A: For a density matrix of the form $\rho =\frac{1}{2}\left ( \mathbb{I} + \sum \bar{\sigma _{i}}\sigma _{i} \right)$ to be physical the vector $(\bar{\sigma _{x}},\bar{\sigma _{y}},\bar{\sigma _{z}})/2$ needs to have norm smaller or equal to 1/2. This can be seen by first diagonalizing this matrix, and then noticing that if the norm of this vector is bigger than 1/2, then you will have negative eigenvalues (and therefore negative probabilities).
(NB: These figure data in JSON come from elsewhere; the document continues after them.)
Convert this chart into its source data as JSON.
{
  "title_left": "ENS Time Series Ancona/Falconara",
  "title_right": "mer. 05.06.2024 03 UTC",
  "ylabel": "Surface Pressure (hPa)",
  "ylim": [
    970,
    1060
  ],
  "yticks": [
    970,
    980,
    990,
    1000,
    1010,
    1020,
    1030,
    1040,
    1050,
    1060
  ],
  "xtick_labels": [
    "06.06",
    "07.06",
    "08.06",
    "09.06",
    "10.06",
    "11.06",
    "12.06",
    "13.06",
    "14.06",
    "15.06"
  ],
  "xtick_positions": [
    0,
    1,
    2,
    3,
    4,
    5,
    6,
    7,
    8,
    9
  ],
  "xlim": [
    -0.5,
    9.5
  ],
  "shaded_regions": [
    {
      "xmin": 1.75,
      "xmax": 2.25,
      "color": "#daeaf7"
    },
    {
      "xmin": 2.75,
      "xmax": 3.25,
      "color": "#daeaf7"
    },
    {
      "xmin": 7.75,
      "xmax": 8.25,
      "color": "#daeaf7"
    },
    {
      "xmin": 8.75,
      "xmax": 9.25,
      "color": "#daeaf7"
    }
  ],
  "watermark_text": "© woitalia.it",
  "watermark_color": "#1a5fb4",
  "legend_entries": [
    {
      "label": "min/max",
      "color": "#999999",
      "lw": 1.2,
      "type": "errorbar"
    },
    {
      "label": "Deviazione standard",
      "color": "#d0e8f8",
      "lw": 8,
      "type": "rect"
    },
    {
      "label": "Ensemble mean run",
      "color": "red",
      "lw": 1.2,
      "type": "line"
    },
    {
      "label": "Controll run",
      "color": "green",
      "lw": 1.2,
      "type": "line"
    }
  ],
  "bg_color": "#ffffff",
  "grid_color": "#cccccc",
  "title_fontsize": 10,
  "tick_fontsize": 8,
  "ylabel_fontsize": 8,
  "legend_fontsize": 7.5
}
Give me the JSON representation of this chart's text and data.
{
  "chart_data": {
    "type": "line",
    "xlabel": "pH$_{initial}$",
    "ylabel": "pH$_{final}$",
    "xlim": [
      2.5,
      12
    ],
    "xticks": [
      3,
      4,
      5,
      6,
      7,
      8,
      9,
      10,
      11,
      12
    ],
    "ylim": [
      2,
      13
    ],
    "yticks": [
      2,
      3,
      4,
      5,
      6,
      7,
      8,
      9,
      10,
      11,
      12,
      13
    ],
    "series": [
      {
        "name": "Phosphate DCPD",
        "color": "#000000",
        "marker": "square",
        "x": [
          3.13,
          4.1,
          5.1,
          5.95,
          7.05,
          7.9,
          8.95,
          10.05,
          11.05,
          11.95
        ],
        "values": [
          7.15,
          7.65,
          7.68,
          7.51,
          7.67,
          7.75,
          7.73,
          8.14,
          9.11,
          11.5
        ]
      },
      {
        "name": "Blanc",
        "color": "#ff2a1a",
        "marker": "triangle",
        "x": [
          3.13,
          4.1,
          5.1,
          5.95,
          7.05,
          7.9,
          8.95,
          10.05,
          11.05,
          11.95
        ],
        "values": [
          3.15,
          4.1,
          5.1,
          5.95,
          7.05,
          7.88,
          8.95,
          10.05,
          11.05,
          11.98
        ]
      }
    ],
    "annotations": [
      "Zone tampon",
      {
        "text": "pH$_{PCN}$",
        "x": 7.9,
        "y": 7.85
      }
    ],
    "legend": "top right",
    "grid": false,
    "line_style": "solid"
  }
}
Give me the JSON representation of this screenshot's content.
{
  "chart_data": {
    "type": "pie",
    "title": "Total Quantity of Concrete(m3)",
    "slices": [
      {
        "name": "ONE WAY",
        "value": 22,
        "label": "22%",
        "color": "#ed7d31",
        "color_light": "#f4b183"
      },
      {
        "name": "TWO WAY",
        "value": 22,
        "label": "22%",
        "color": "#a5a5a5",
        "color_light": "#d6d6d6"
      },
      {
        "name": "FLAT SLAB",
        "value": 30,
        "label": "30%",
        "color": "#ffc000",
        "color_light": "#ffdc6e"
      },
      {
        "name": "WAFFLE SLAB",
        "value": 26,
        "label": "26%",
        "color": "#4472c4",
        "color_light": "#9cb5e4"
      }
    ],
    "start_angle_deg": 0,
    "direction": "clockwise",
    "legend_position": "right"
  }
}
But how could a state tomography give such results? For example, consider the state $\rho = \mathbb{I}/2$, which is a valid state. Assume you only perform 3 measurements (which would be a horrible tomography), one in each direction, and all of them give $+1$ as a result. This is plausible, and has a probability $1/8$, since for each direction you have 50% chance to get $+1$. At this stage your state estimation is given by the vector $(\bar{\sigma _{x}},\bar{\sigma _{y}},\bar{\sigma _{z}})/2= (1,1,1)/2$, and this state would be unphysical, as the vector has norm bigger than half. You can verify that the resulting density matrix will have negative eigenvalues! Of course if you measure in all three directions infinitely many times, all the averages will converge to the correct ones, and then your resulting state will be physical, since the norm of $||(\bar{\sigma _{x}},\bar{\sigma _{y}},\bar{\sigma _{z}})/2|| \leq 1/2$ is imposed by physics.
Practically there is a non-zero probability that the tomography will give a non-physical state, but in general for a large amount of measurements the state will be close to a valid one, meaning if there is a negative probability it will be very small.